James Clift, policy director for the Michigan Environmental Council, an advocacy group, said leaking underground storage tanks are a more serious threats in Michigan than elsewhere due to the state’s abundant waters and the fact that half the state’s residents rely on groundwater for drinking water. More than 95 percent of the sites in Michigan have contaminated groundwater, according to government data.

“Clearly it’s a serious problem given the sheer number of sites,” Clift said. “Given this huge backlog of sites and lack of funding, we don’t know how many ticking time bombs are out there that might be putting drinking water at risk.”

Clift said the state’s LUST cleanup program is underfunded and understaffed. But he said the agency also has become “risk averse” in recent years when dealing with pollution sites.

“At some point it’s not worth the money (to keep cleaning up a site), especially if there is no exposure pathway that puts people at risk,” Clift said.
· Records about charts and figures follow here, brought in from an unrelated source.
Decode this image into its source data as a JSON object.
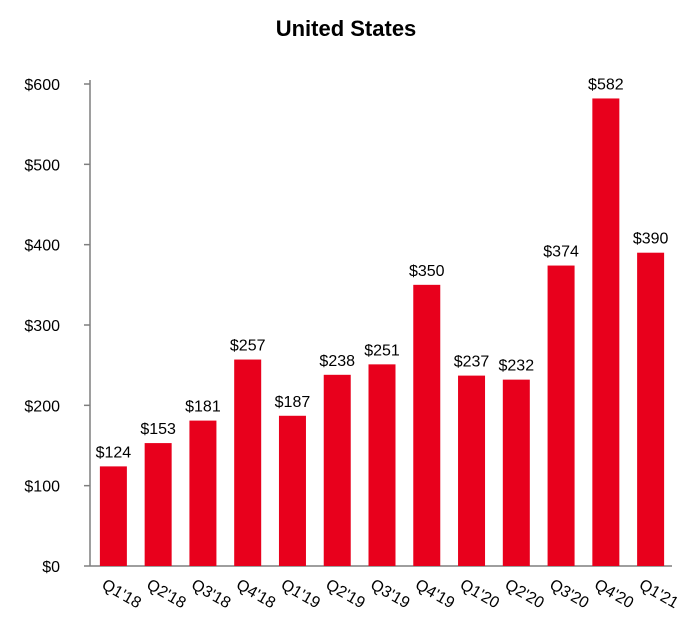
{
  "chart_data": {
    "type": "bar",
    "title": "United States",
    "categories": [
      "Q1'18",
      "Q2'18",
      "Q3'18",
      "Q4'18",
      "Q1'19",
      "Q2'19",
      "Q3'19",
      "Q4'19",
      "Q1'20",
      "Q2'20",
      "Q3'20",
      "Q4'20",
      "Q1'21"
    ],
    "values": [
      124,
      153,
      181,
      257,
      187,
      238,
      251,
      350,
      237,
      232,
      374,
      582,
      390
    ],
    "data_labels": [
      "$124",
      "$153",
      "$181",
      "$257",
      "$187",
      "$238",
      "$251",
      "$350",
      "$237",
      "$232",
      "$374",
      "$582",
      "$390"
    ],
    "yticks": [
      0,
      100,
      200,
      300,
      400,
      500,
      600
    ],
    "ytick_labels": [
      "$0",
      "$100",
      "$200",
      "$300",
      "$400",
      "$500",
      "$600"
    ],
    "ylim": [
      0,
      600
    ],
    "xlabel": "",
    "ylabel": "",
    "grid": false,
    "bar_color": "#e8001c"
  }
}
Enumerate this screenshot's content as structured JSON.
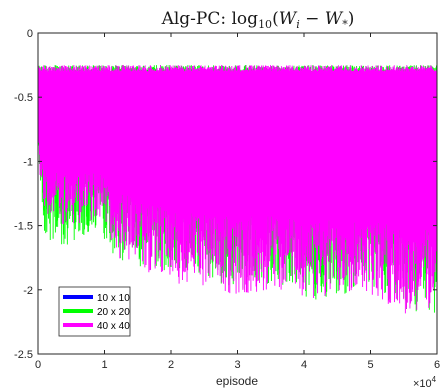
{
  "chart_data": {
    "type": "line",
    "title": "Alg-PC: log10(Wi − W*)",
    "title_parts": {
      "prefix": "Alg-PC: ",
      "func": "log",
      "func_sub": "10",
      "open": "(",
      "w1": "W",
      "w1_sub": "i",
      "minus": " − ",
      "w2": "W",
      "w2_sub": "*",
      "close": ")"
    },
    "xlabel": "episode",
    "ylabel": "",
    "x_exponent_label": "×10",
    "x_exponent_power": "4",
    "xlim": [
      0,
      6
    ],
    "ylim": [
      -2.5,
      0
    ],
    "x_ticks": [
      0,
      1,
      2,
      3,
      4,
      5,
      6
    ],
    "x_tick_labels": [
      "0",
      "1",
      "2",
      "3",
      "4",
      "5",
      "6"
    ],
    "y_ticks": [
      0,
      -0.5,
      -1,
      -1.5,
      -2,
      -2.5
    ],
    "y_tick_labels": [
      "0",
      "-0.5",
      "-1",
      "-1.5",
      "-2",
      "-2.5"
    ],
    "grid": false,
    "legend_position": "bottom-left",
    "series": [
      {
        "name": "10 x 10",
        "color": "#0000ff",
        "envelope": {
          "x": [
            0,
            0.1,
            0.3,
            0.6,
            1.0,
            1.5,
            2.0,
            2.5,
            3.0,
            3.5,
            4.0,
            4.5,
            5.0,
            5.5,
            6.0
          ],
          "upper": [
            -0.3,
            -0.3,
            -0.3,
            -0.3,
            -0.32,
            -0.33,
            -0.35,
            -0.38,
            -0.45,
            -0.4,
            -0.45,
            -0.45,
            -0.5,
            -0.55,
            -0.6
          ],
          "lower": [
            -0.85,
            -0.95,
            -1.0,
            -1.0,
            -1.0,
            -1.0,
            -1.0,
            -1.0,
            -1.0,
            -1.0,
            -1.0,
            -1.0,
            -1.0,
            -1.0,
            -1.0
          ]
        },
        "baseline": -0.98
      },
      {
        "name": "20 x 20",
        "color": "#00ff00",
        "envelope": {
          "x": [
            0,
            0.1,
            0.3,
            0.6,
            0.9,
            1.2,
            1.6,
            2.0,
            2.5,
            3.0,
            3.5,
            4.0,
            4.3,
            4.6,
            5.0,
            5.5,
            6.0
          ],
          "upper": [
            -0.3,
            -0.3,
            -0.3,
            -0.3,
            -0.3,
            -0.3,
            -0.3,
            -0.3,
            -0.3,
            -0.3,
            -0.3,
            -0.3,
            -0.3,
            -0.3,
            -0.3,
            -0.3,
            -0.3
          ],
          "lower": [
            -1.0,
            -1.55,
            -1.7,
            -1.6,
            -1.55,
            -1.8,
            -1.85,
            -1.85,
            -1.9,
            -2.0,
            -1.95,
            -2.05,
            -2.1,
            -2.05,
            -2.0,
            -2.15,
            -2.2
          ]
        }
      },
      {
        "name": "40 x 40",
        "color": "#ff00ff",
        "envelope": {
          "x": [
            0,
            0.1,
            0.3,
            0.6,
            0.9,
            1.2,
            1.6,
            2.0,
            2.5,
            3.0,
            3.5,
            4.0,
            4.3,
            4.6,
            5.0,
            5.5,
            6.0
          ],
          "upper": [
            -0.3,
            -0.3,
            -0.3,
            -0.3,
            -0.3,
            -0.3,
            -0.3,
            -0.3,
            -0.3,
            -0.3,
            -0.3,
            -0.3,
            -0.3,
            -0.3,
            -0.3,
            -0.3,
            -0.3
          ],
          "lower": [
            -1.0,
            -1.4,
            -1.5,
            -1.5,
            -1.45,
            -1.75,
            -1.85,
            -1.95,
            -2.0,
            -2.05,
            -2.0,
            -2.05,
            -2.1,
            -2.0,
            -2.05,
            -2.2,
            -2.15
          ]
        }
      }
    ]
  }
}
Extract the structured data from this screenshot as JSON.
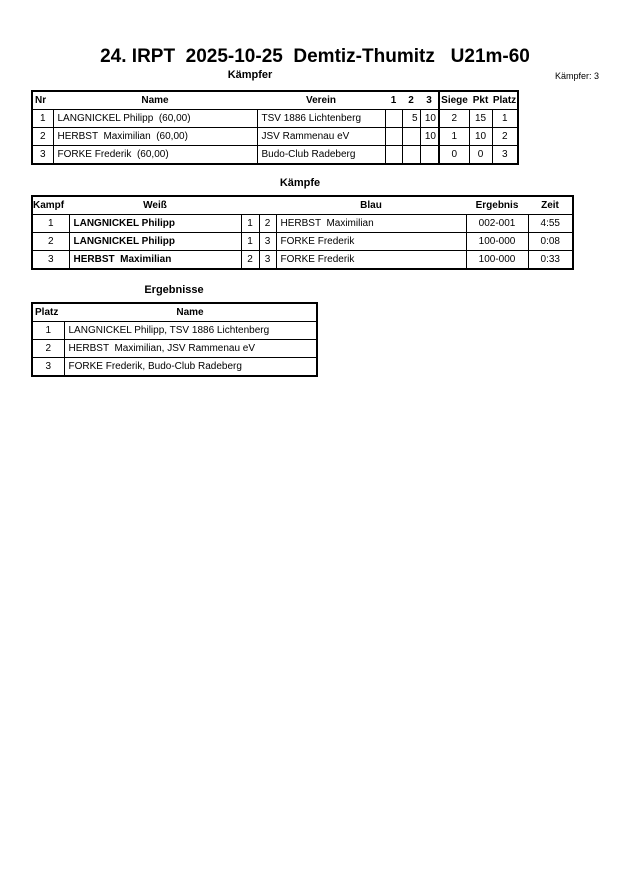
{
  "title": "24. IRPT  2025-10-25  Demtiz-Thumitz   U21m-60",
  "fighters": {
    "heading": "Kämpfer",
    "count_label": "Kämpfer: 3",
    "headers": {
      "nr": "Nr",
      "name": "Name",
      "verein": "Verein",
      "c1": "1",
      "c2": "2",
      "c3": "3",
      "siege": "Siege",
      "pkt": "Pkt",
      "platz": "Platz"
    },
    "rows": [
      {
        "nr": "1",
        "name": "LANGNICKEL Philipp  (60,00)",
        "verein": "TSV 1886 Lichtenberg",
        "c1": "",
        "c2": "5",
        "c3": "10",
        "siege": "2",
        "pkt": "15",
        "platz": "1"
      },
      {
        "nr": "2",
        "name": "HERBST  Maximilian  (60,00)",
        "verein": "JSV Rammenau eV",
        "c1": "",
        "c2": "",
        "c3": "10",
        "siege": "1",
        "pkt": "10",
        "platz": "2"
      },
      {
        "nr": "3",
        "name": "FORKE Frederik  (60,00)",
        "verein": "Budo-Club Radeberg",
        "c1": "",
        "c2": "",
        "c3": "",
        "siege": "0",
        "pkt": "0",
        "platz": "3"
      }
    ]
  },
  "fights": {
    "heading": "Kämpfe",
    "headers": {
      "kampf": "Kampf",
      "weiss": "Weiß",
      "blau": "Blau",
      "ergebnis": "Ergebnis",
      "zeit": "Zeit"
    },
    "rows": [
      {
        "kampf": "1",
        "weiss": "LANGNICKEL Philipp",
        "w": "1",
        "b": "2",
        "blau": "HERBST  Maximilian",
        "ergebnis": "002-001",
        "zeit": "4:55"
      },
      {
        "kampf": "2",
        "weiss": "LANGNICKEL Philipp",
        "w": "1",
        "b": "3",
        "blau": "FORKE Frederik",
        "ergebnis": "100-000",
        "zeit": "0:08"
      },
      {
        "kampf": "3",
        "weiss": "HERBST  Maximilian",
        "w": "2",
        "b": "3",
        "blau": "FORKE Frederik",
        "ergebnis": "100-000",
        "zeit": "0:33"
      }
    ]
  },
  "results": {
    "heading": "Ergebnisse",
    "headers": {
      "platz": "Platz",
      "name": "Name"
    },
    "rows": [
      {
        "platz": "1",
        "name": "LANGNICKEL Philipp, TSV 1886 Lichtenberg"
      },
      {
        "platz": "2",
        "name": "HERBST  Maximilian, JSV Rammenau eV"
      },
      {
        "platz": "3",
        "name": "FORKE Frederik, Budo-Club Radeberg"
      }
    ]
  }
}
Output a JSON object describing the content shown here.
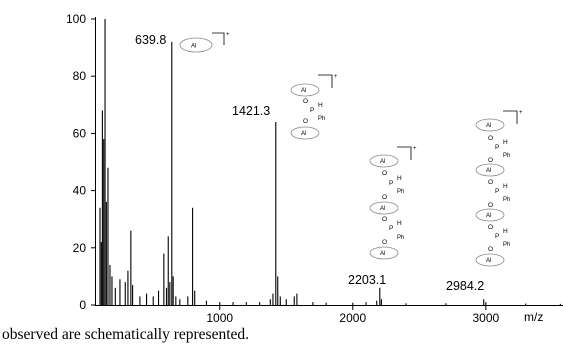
{
  "chart_data": {
    "type": "line",
    "xlabel": "m/z",
    "ylabel": "",
    "xlim": [
      70,
      3580
    ],
    "ylim": [
      0,
      100
    ],
    "xticks": [
      1000,
      2000,
      3000
    ],
    "yticks": [
      0,
      20,
      40,
      60,
      80,
      100
    ],
    "grid": false,
    "peaks": [
      {
        "x": 100,
        "y": 34
      },
      {
        "x": 110,
        "y": 22
      },
      {
        "x": 118,
        "y": 68
      },
      {
        "x": 128,
        "y": 58
      },
      {
        "x": 138,
        "y": 100
      },
      {
        "x": 148,
        "y": 36
      },
      {
        "x": 160,
        "y": 48
      },
      {
        "x": 175,
        "y": 14
      },
      {
        "x": 190,
        "y": 10
      },
      {
        "x": 215,
        "y": 6
      },
      {
        "x": 250,
        "y": 9
      },
      {
        "x": 290,
        "y": 8
      },
      {
        "x": 310,
        "y": 12
      },
      {
        "x": 332,
        "y": 26
      },
      {
        "x": 345,
        "y": 7
      },
      {
        "x": 400,
        "y": 3
      },
      {
        "x": 450,
        "y": 4
      },
      {
        "x": 500,
        "y": 3
      },
      {
        "x": 540,
        "y": 5
      },
      {
        "x": 580,
        "y": 18
      },
      {
        "x": 600,
        "y": 6
      },
      {
        "x": 613,
        "y": 24
      },
      {
        "x": 625,
        "y": 8
      },
      {
        "x": 639.8,
        "y": 92
      },
      {
        "x": 650,
        "y": 10
      },
      {
        "x": 670,
        "y": 3
      },
      {
        "x": 700,
        "y": 2
      },
      {
        "x": 760,
        "y": 3
      },
      {
        "x": 796,
        "y": 34
      },
      {
        "x": 812,
        "y": 5
      },
      {
        "x": 900,
        "y": 1.5
      },
      {
        "x": 1000,
        "y": 1
      },
      {
        "x": 1100,
        "y": 1
      },
      {
        "x": 1200,
        "y": 1
      },
      {
        "x": 1300,
        "y": 1
      },
      {
        "x": 1380,
        "y": 2
      },
      {
        "x": 1400,
        "y": 4
      },
      {
        "x": 1421.3,
        "y": 64
      },
      {
        "x": 1436,
        "y": 10
      },
      {
        "x": 1455,
        "y": 3
      },
      {
        "x": 1500,
        "y": 2
      },
      {
        "x": 1560,
        "y": 3
      },
      {
        "x": 1580,
        "y": 4
      },
      {
        "x": 1700,
        "y": 1
      },
      {
        "x": 1800,
        "y": 0.8
      },
      {
        "x": 2000,
        "y": 0.8
      },
      {
        "x": 2100,
        "y": 1
      },
      {
        "x": 2180,
        "y": 1.5
      },
      {
        "x": 2203.1,
        "y": 6
      },
      {
        "x": 2215,
        "y": 2
      },
      {
        "x": 2400,
        "y": 0.6
      },
      {
        "x": 2700,
        "y": 0.6
      },
      {
        "x": 2984.2,
        "y": 2
      },
      {
        "x": 3000,
        "y": 1
      },
      {
        "x": 3300,
        "y": 0.5
      },
      {
        "x": 3560,
        "y": 0.4
      }
    ],
    "annotations": [
      {
        "x": 639.8,
        "label": "639.8"
      },
      {
        "x": 1421.3,
        "label": "1421.3"
      },
      {
        "x": 2203.1,
        "label": "2203.1"
      },
      {
        "x": 2984.2,
        "label": "2984.2"
      }
    ],
    "structure_labels": {
      "al": "Al",
      "o": "O",
      "p": "P",
      "h": "H",
      "ph": "Ph",
      "charge": "+"
    }
  },
  "caption": "observed are schematically represented."
}
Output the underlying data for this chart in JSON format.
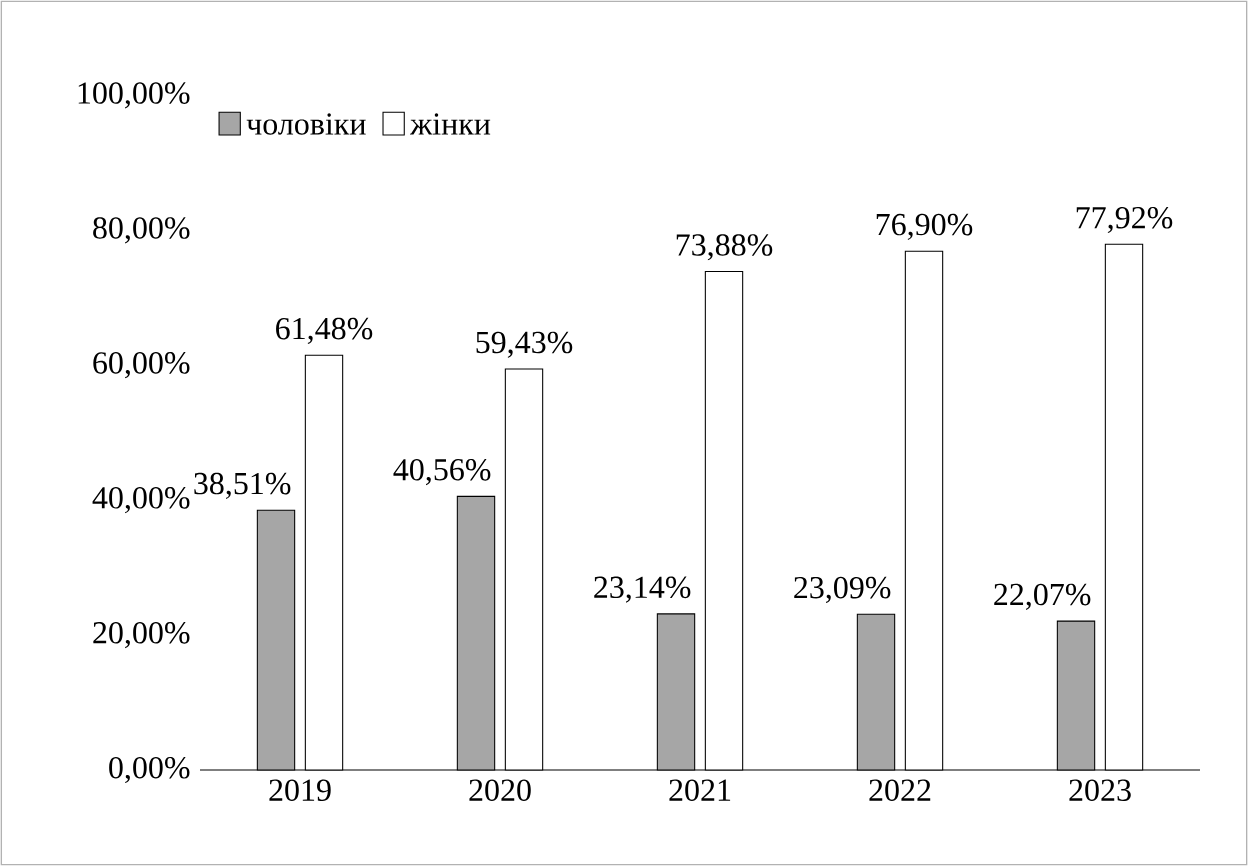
{
  "chart_data": {
    "type": "bar",
    "categories": [
      "2019",
      "2020",
      "2021",
      "2022",
      "2023"
    ],
    "series": [
      {
        "name": "чоловіки",
        "color": "#a6a6a6",
        "values": [
          38.51,
          40.56,
          23.14,
          23.09,
          22.07
        ],
        "value_labels": [
          "38,51%",
          "40,56%",
          "23,14%",
          "23,09%",
          "22,07%"
        ]
      },
      {
        "name": "жінки",
        "color": "#ffffff",
        "values": [
          61.48,
          59.43,
          73.88,
          76.9,
          77.92
        ],
        "value_labels": [
          "61,48%",
          "59,43%",
          "73,88%",
          "76,90%",
          "77,92%"
        ]
      }
    ],
    "ylim": [
      0,
      100
    ],
    "yticks": [
      {
        "value": 0,
        "label": "0,00%"
      },
      {
        "value": 20,
        "label": "20,00%"
      },
      {
        "value": 40,
        "label": "40,00%"
      },
      {
        "value": 60,
        "label": "60,00%"
      },
      {
        "value": 80,
        "label": "80,00%"
      },
      {
        "value": 100,
        "label": "100,00%"
      }
    ],
    "grid": false,
    "legend": "top left"
  }
}
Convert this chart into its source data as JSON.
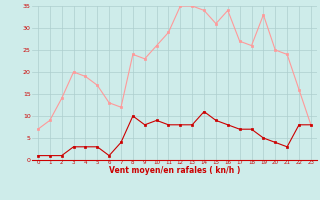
{
  "x": [
    0,
    1,
    2,
    3,
    4,
    5,
    6,
    7,
    8,
    9,
    10,
    11,
    12,
    13,
    14,
    15,
    16,
    17,
    18,
    19,
    20,
    21,
    22,
    23
  ],
  "vent_moyen": [
    1,
    1,
    1,
    3,
    3,
    3,
    1,
    4,
    10,
    8,
    9,
    8,
    8,
    8,
    11,
    9,
    8,
    7,
    7,
    5,
    4,
    3,
    8,
    8
  ],
  "rafales": [
    7,
    9,
    14,
    20,
    19,
    17,
    13,
    12,
    24,
    23,
    26,
    29,
    35,
    35,
    34,
    31,
    34,
    27,
    26,
    33,
    25,
    24,
    16,
    8
  ],
  "bg_color": "#ceecea",
  "grid_color": "#aecece",
  "line_color_moyen": "#cc0000",
  "line_color_rafales": "#ff9999",
  "xlabel": "Vent moyen/en rafales ( kn/h )",
  "ylim": [
    0,
    35
  ],
  "yticks": [
    0,
    5,
    10,
    15,
    20,
    25,
    30,
    35
  ],
  "xticks": [
    0,
    1,
    2,
    3,
    4,
    5,
    6,
    7,
    8,
    9,
    10,
    11,
    12,
    13,
    14,
    15,
    16,
    17,
    18,
    19,
    20,
    21,
    22,
    23
  ],
  "markersize": 2.0,
  "linewidth": 0.8
}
The Legislature’s diversion of gas tax revenue intended for LUST cleanups has left the DEQ with a maximum of $20 million annually for the program in recent years. From 2005-2007, the agency received less than $5 million annually in gas tax revenue for the program, according to state data.

Michigan needs $177 million annually to reduce the mushrooming inventory of LUST sites, which grows by about 300 annually, according to DEQ officials.

Pace of cleanups slows

The number of completed cleanups at LUST sites has dropped dramatically over the past decade.

In the five years after the Legislature approved risk-based cleanup standards in 1995, more than 1,000 LUST cleanups were completed annually. That slowed to an average of 200 completed cleanups over the past five years, according to government data.

Gov. Rick Snyder has proposed $30 million in funding for the LUST program in 2013. But given the size of the LUST problem, an additional $10 million is a relative drop in the bucket.

Without a large infusion of cash and revamped cleanup criteria, many contaminated LUST sites will linger for years to come, according a federal review of Michigan’s program. That doesn’t bode well for hundreds of communities facing the problem.

On the Web

http://www.mlive.com/datacenter/lust/

Chuck Korn, who is chairman of Grand Traverse County’s Brownfield Redevelopment Authority and supervisor of Garfield Township, said he was frustrated by the state’s inability to force a cleanup at the contaminated LUST sites near Grand Traverse Bay. The county recently decided to take over the project and attempt to recover cleanup costs.

Korn said state lawmakers and Snyder must find a proper balance between environmental protection and economic development.

“People need to quite playing politics with this — environmental damage is environmental damage and if we don’t clean it up it’s going to hurt our children or our grandchildren,” Korn said. “In this area especially, our biggest selling point is the natural beauty and the cleanliness of the area.”

Jeff Alexander is owner of J. Alexander Communications LLC, as well as a writer and media consultant at the National Wildlife Federation. He’s a former staff writer for the Muskegon Chronicle.